Tuesday, 16 May 2017

Neural network learns to reproduce what your brain sees

quote [ Scientists dream of recreating mental images through brain scans, but current techniques produce results that are... fuzzy, to put it mildly. A trio of Chinese researchers might just solve that. They've developed neural network algorithms that do a much better job of reproducing images taken from functional MRI scans. The team trains its network to recreate images by feeding it the visual cortex scans of someone looking at a picture and asking the network to recreate the original image based on that data. ]
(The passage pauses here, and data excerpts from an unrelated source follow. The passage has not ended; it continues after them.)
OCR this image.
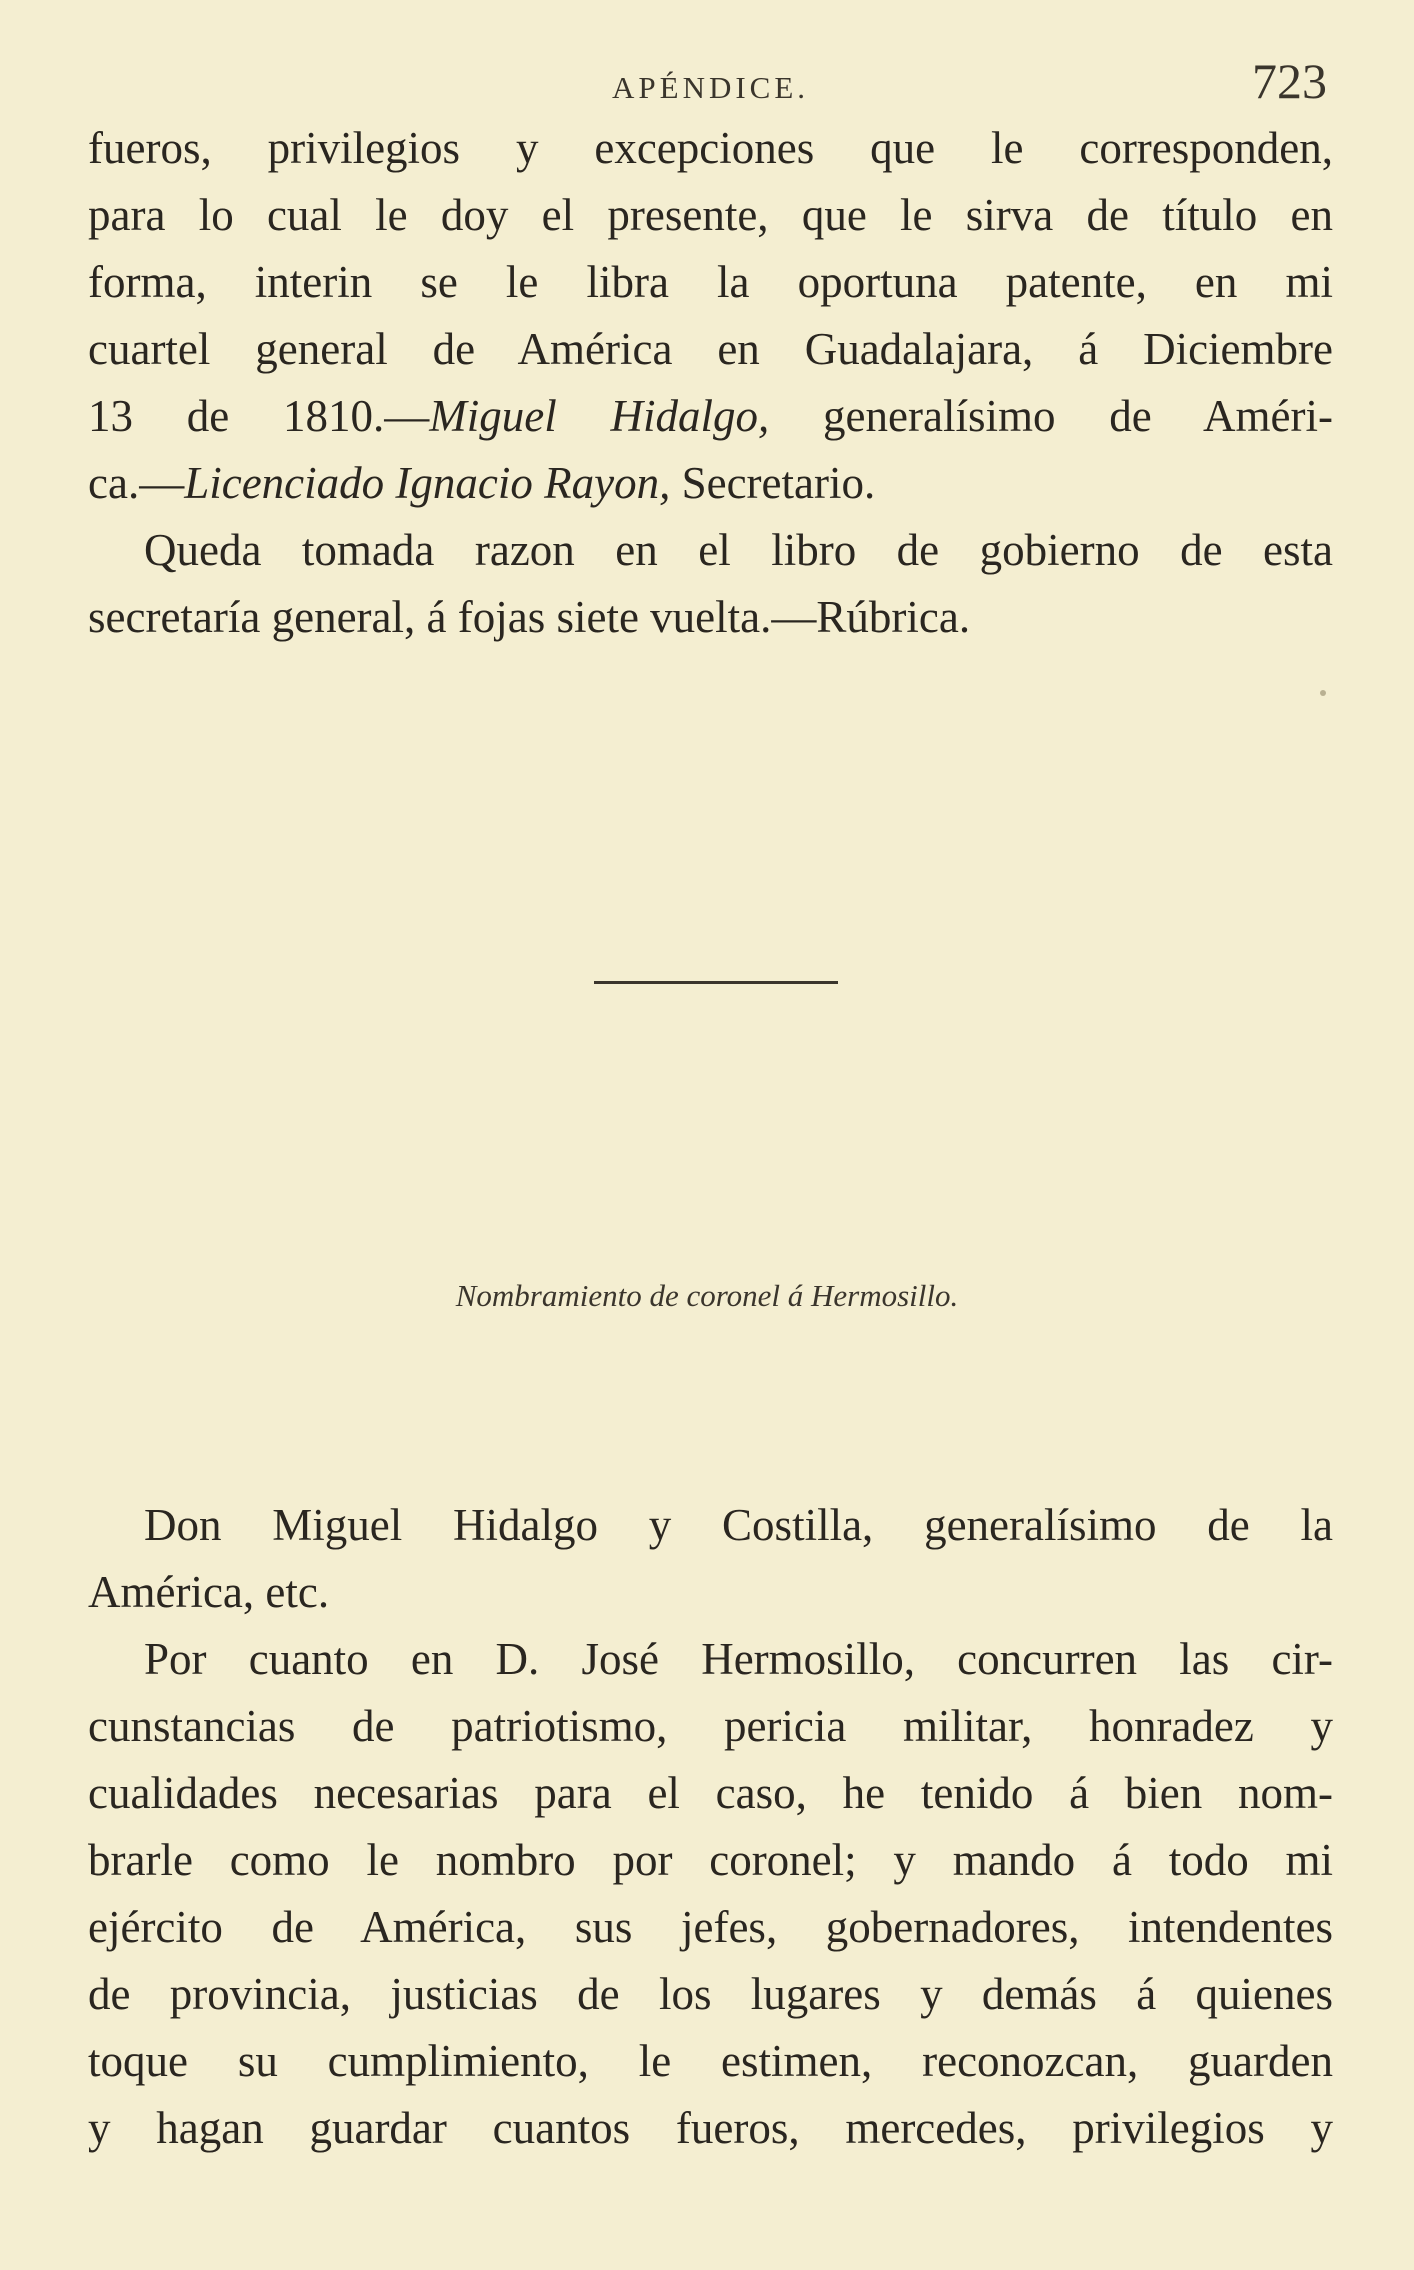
APÉNDICE.	723
fueros, privilegios y excepciones que le corresponden,
para lo cual le doy el presente, que le sirva de título en
forma, interin se le libra la oportuna patente, en mi
cuartel general de América en Guadalajara, á Diciembre
13 de 1810.—Miguel Hidalgo, generalísimo de Améri-
ca.—Licenciado Ignacio Rayon, Secretario.
Queda tomada razon en el libro de gobierno de esta
secretaría general, á fojas siete vuelta.—Rúbrica.
Nombramiento de coronel á Hermosillo.
Don Miguel Hidalgo y Costilla, generalísimo de la
América, etc.
Por cuanto en D. José Hermosillo, concurren las cir-
cunstancias de patriotismo, pericia militar, honradez y
cualidades necesarias para el caso, he tenido á bien nom-
brarle como le nombro por coronel; y mando á todo mi
ejército de América, sus jefes, gobernadores, intendentes
de provincia, justicias de los lugares y demás á quienes
toque su cumplimiento, le estimen, reconozcan, guarden
y hagan guardar cuantos fueros, mercedes, privilegios y
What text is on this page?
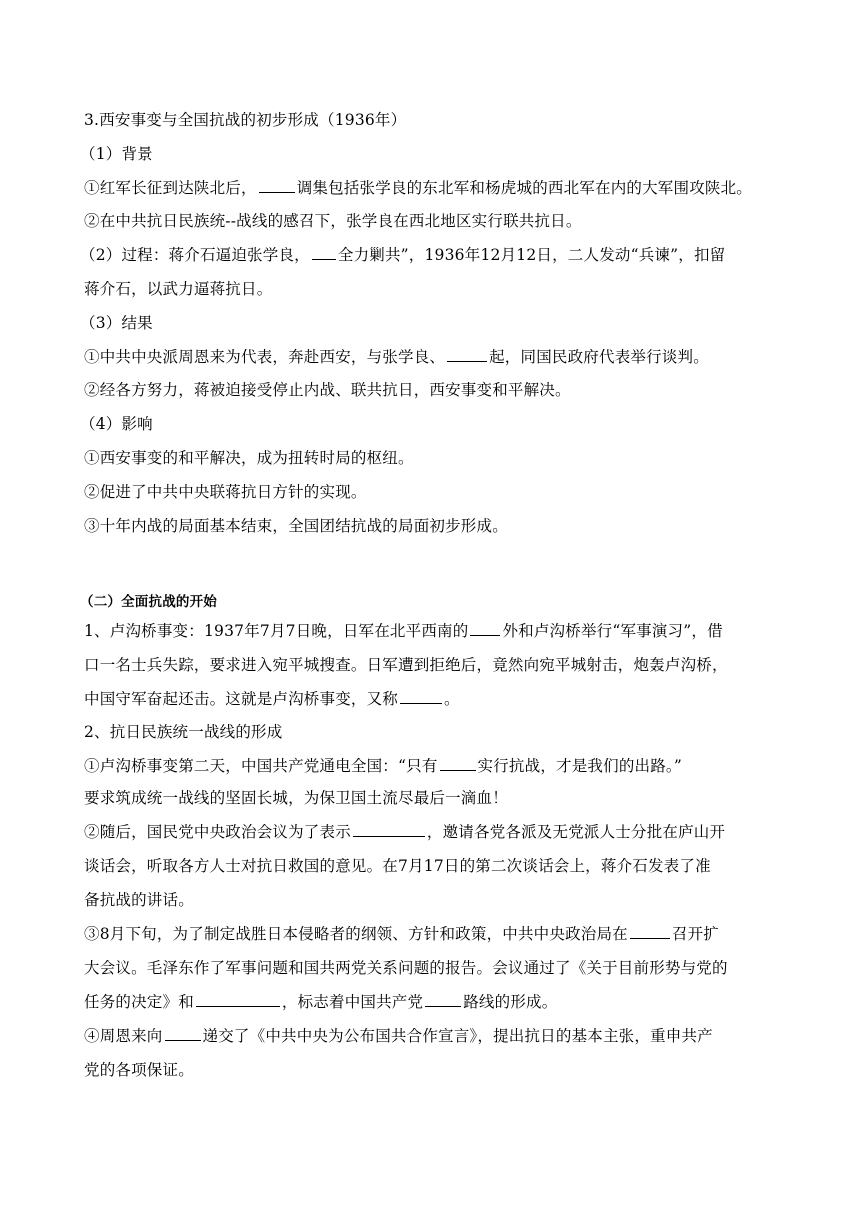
3.西安事变与全国抗战的初步形成（1936年）

（1）背景

①红军长征到达陕北后，	调集包括张学良的东北军和杨虎城的西北军在内的大军围攻陕北。

②在中共抗日民族统--战线的感召下，张学良在西北地区实行联共抗日。

（2）过程：蒋介石逼迫张学良， 全力剿共”，1936年12月12日，二人发动“兵谏”，扣留

蒋介石，以武力逼蒋抗日。

（3）结果

①中共中央派周恩来为代表，奔赴西安，与张学良、	起，同国民政府代表举行谈判。

②经各方努力，蒋被迫接受停止内战、联共抗日，西安事变和平解决。

（4）影响

①西安事变的和平解决，成为扭转时局的枢纽。

②促进了中共中央联蒋抗日方针的实现。

③十年内战的局面基本结束，全国团结抗战的局面初步形成。

（二）全面抗战的开始

1、卢沟桥事变：1937年7月7日晚，日军在北平西南的 外和卢沟桥举行“军事演习”，借

口一名士兵失踪，要求进入宛平城搜查。日军遭到拒绝后，竟然向宛平城射击，炮轰卢沟桥，

中国守军奋起还击。这就是卢沟桥事变，又称	。

2、抗日民族统一战线的形成

①卢沟桥事变第二天，中国共产党通电全国：“只有	实行抗战，才是我们的出路。”

要求筑成统一战线的坚固长城，为保卫国土流尽最后一滴血！

②随后，国民党中央政治会议为了表示	，邀请各党各派及无党派人士分批在庐山开

谈话会，听取各方人士对抗日救国的意见。在7月17日的第二次谈话会上，蒋介石发表了准

备抗战的讲话。

③8月下旬，为了制定战胜日本侵略者的纲领、方针和政策，中共中央政治局在	召开扩

大会议。毛泽东作了军事问题和国共两党关系问题的报告。会议通过了《关于目前形势与党的

任务的决定》和	，标志着中国共产党	路线的形成。

④周恩来向	递交了《中共中央为公布国共合作宣言》，提出抗日的基本主张，重申共产

党的各项保证。
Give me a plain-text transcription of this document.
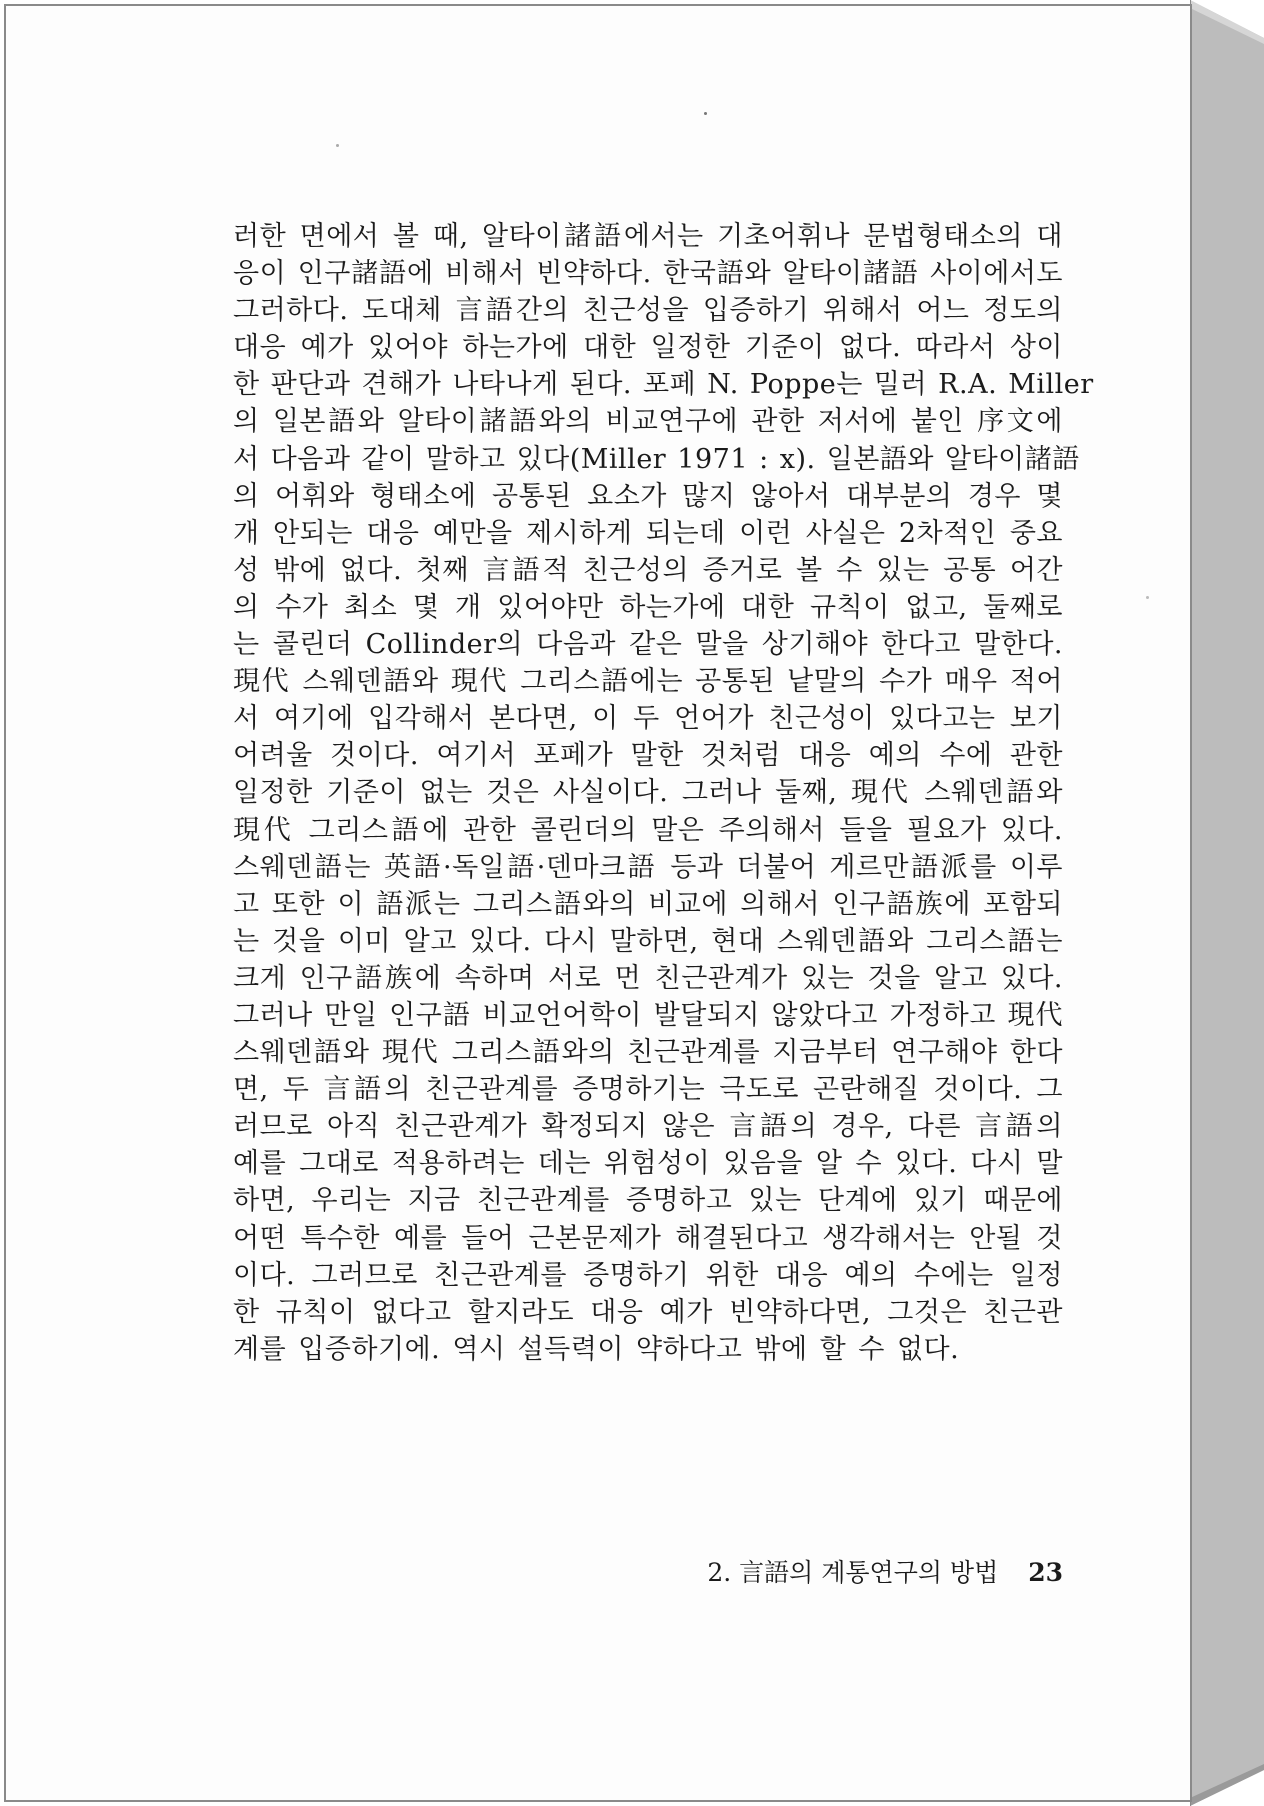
러한 면에서 볼 때, 알타이諸語에서는 기초어휘나 문법형태소의 대
응이 인구諸語에 비해서 빈약하다. 한국語와 알타이諸語 사이에서도
그러하다. 도대체 言語간의 친근성을 입증하기 위해서 어느 정도의
대응 예가 있어야 하는가에 대한 일정한 기준이 없다. 따라서 상이
한 판단과 견해가 나타나게 된다. 포페 N. Poppe는 밀러 R.A. Miller
의 일본語와 알타이諸語와의 비교연구에 관한 저서에 붙인 序文에
서 다음과 같이 말하고 있다(Miller 1971 : x). 일본語와 알타이諸語
의 어휘와 형태소에 공통된 요소가 많지 않아서 대부분의 경우 몇
개 안되는 대응 예만을 제시하게 되는데 이런 사실은 2차적인 중요
성 밖에 없다. 첫째 言語적 친근성의 증거로 볼 수 있는 공통 어간
의 수가 최소 몇 개 있어야만 하는가에 대한 규칙이 없고, 둘째로
는 콜린더 Collinder의 다음과 같은 말을 상기해야 한다고 말한다.
現代 스웨덴語와 現代 그리스語에는 공통된 낱말의 수가 매우 적어
서 여기에 입각해서 본다면, 이 두 언어가 친근성이 있다고는 보기
어려울 것이다. 여기서 포페가 말한 것처럼 대응 예의 수에 관한
일정한 기준이 없는 것은 사실이다. 그러나 둘째, 現代 스웨덴語와
現代 그리스語에 관한 콜린더의 말은 주의해서 들을 필요가 있다.
스웨덴語는 英語·독일語·덴마크語 등과 더불어 게르만語派를 이루
고 또한 이 語派는 그리스語와의 비교에 의해서 인구語族에 포함되
는 것을 이미 알고 있다. 다시 말하면, 현대 스웨덴語와 그리스語는
크게 인구語族에 속하며 서로 먼 친근관계가 있는 것을 알고 있다.
그러나 만일 인구語 비교언어학이 발달되지 않았다고 가정하고 現代
스웨덴語와 現代 그리스語와의 친근관계를 지금부터 연구해야 한다
면, 두 言語의 친근관계를 증명하기는 극도로 곤란해질 것이다. 그
러므로 아직 친근관계가 확정되지 않은 言語의 경우, 다른 言語의
예를 그대로 적용하려는 데는 위험성이 있음을 알 수 있다. 다시 말
하면, 우리는 지금 친근관계를 증명하고 있는 단계에 있기 때문에
어떤 특수한 예를 들어 근본문제가 해결된다고 생각해서는 안될 것
이다. 그러므로 친근관계를 증명하기 위한 대응 예의 수에는 일정
한 규칙이 없다고 할지라도 대응 예가 빈약하다면, 그것은 친근관
계를 입증하기에. 역시 설득력이 약하다고 밖에 할 수 없다.
2. 言語의 계통연구의 방법 23
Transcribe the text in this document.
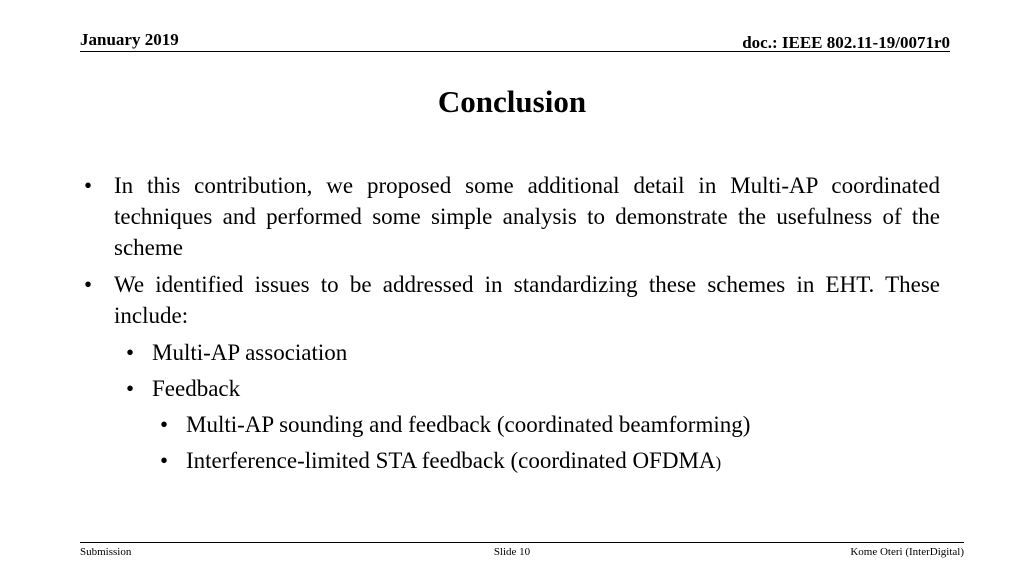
January 2019	doc.: IEEE 802.11-19/0071r0
Conclusion
• In this contribution, we proposed some additional detail in Multi-AP coordinated techniques and performed some simple analysis to demonstrate the usefulness of the scheme
• We identified issues to be addressed in standardizing these schemes in EHT. These include:
• Multi-AP association
• Feedback
• Multi-AP sounding and feedback (coordinated beamforming)
• Interference-limited STA feedback (coordinated OFDMA)
Submission	Slide 10	Kome Oteri (InterDigital)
It's like a Convolutional Neural Neural Network. :D
[SFW] [science & technology] [+2]
[by steele@5:19pmGMT]

Comments

midden said @ 5:51pm GMT on 16th May
Very cool. I wonder if it translates at all between different brains, or if the algorithm has to be retrained for each one individually. I'm guessing it would need retraining, but if not, that would say something important about the commonality of neurological representation.
steele said @ 6:04pm GMT on 16th May
I'm pretty sure it won't need retraining. That's the beauty of these suckers. It's not really an algorithm in the sense somebody at down and calculated how to do it, so much as someone figured out the shape the network needs to be and then trained it by shoving data at it until it learns what it's looking for on its own.
midden said[1] @ 6:58pm GMT on 16th May [Score:1 Insightful]
That would surprise me, but would be awfully cool. It seems to me that everyone's visual cortex was trained and the neurons pruned in a unique sequence of sensory stimulations and feedback cues over many years. For instance, I wouldn't be at all surprised if someone who's native writing style was kanji had a vary different encoding of the shapes of the latin alphabet, even if fluent in it. Not that it would use a different principle of encoding, but that the particulars of the spacial neuron placements and connections could be very different within the visual cortex. On the other hand, maybe that's what makes training a digital neural network to identify these patterns so powerful; the fact that they recognize the forms based on the principles, regardless of the particular instantiation of those principles.
steele said @ 7:26pm GMT on 16th May
I'm like 99% on this; As long as the training corpus is varied enough, I'm pretty sure the "encoding" among multiple people would be similar enough in the visual cortex for a single well trained net. As the majority of visual cortex's information that it would be looking at would be coming from the optical nerves, the variations among multiple people would likely come from how the visual cortex is accessed by the rest of the brain where the majority of associative processing would take place. And even then, the plasticity of our brain seems to only have so much leeway in how much it's capable of restructuring, short of repairing actual massive damage. After all, there's a reason we tell such similar stories and tropes among different cultures throughout time. For all our talk and pride of individuality an alien species (or AI) would probably still find we all look and think alike. Those friggin specists. ;)
midden said[1] @ 7:34pm GMT on 16th May [Score:1 Interesting]
Makes me think of this movie. Bonus points for the fact that it was an English movie where Clint has to think in Russian to fly the plane.
steele said @ 7:45pm GMT on 16th May
Hmm, read the synopsis. It sounds familiar, but there were so many Airplane movies in the 80s that I cant remember if I've seen it.
mechanical contrivance said @ 7:49pm GMT on 16th May [Score:1 Informative]
You might have played the arcade game.
midden said @ 2:59am GMT on 17th May
I'm pretty sure I saw it in the theater with my dad.
robotroadkill said @ 11:25pm GMT on 16th May
I thought the same thing (decidedly not a neuroscientist here); that the pruning process effectively customized peoples' brains to an annoying extent for generalized applications of this kind of thing, or mind-controlled prosthetics.
steele said @ 12:00am GMT on 17th May [Score:1 Interesting]
Scientists construct first map of how the brain organizes everything we see

You're a snowflake, but so are the rest of us. ;) The general structures are still there.
robotroadkill said @ 12:38am GMT on 17th May
❄️❄️❄️
butthole said @ 1:13am GMT on 17th May
OK, I can't wait until they can just pull visual thoughts from some one's brain. Imagine Stephen King's visual thoughts. I am not a big fan of his, but the thoughts this man must have would be amazing. Ok, now to address the porn thoughts. You have a crush on a woman, or man, so now that you have her image in your head, you can now think/visualize a porn of that person doing whatever you want. It can be pulled then put on disc/etc to watch again later, or share.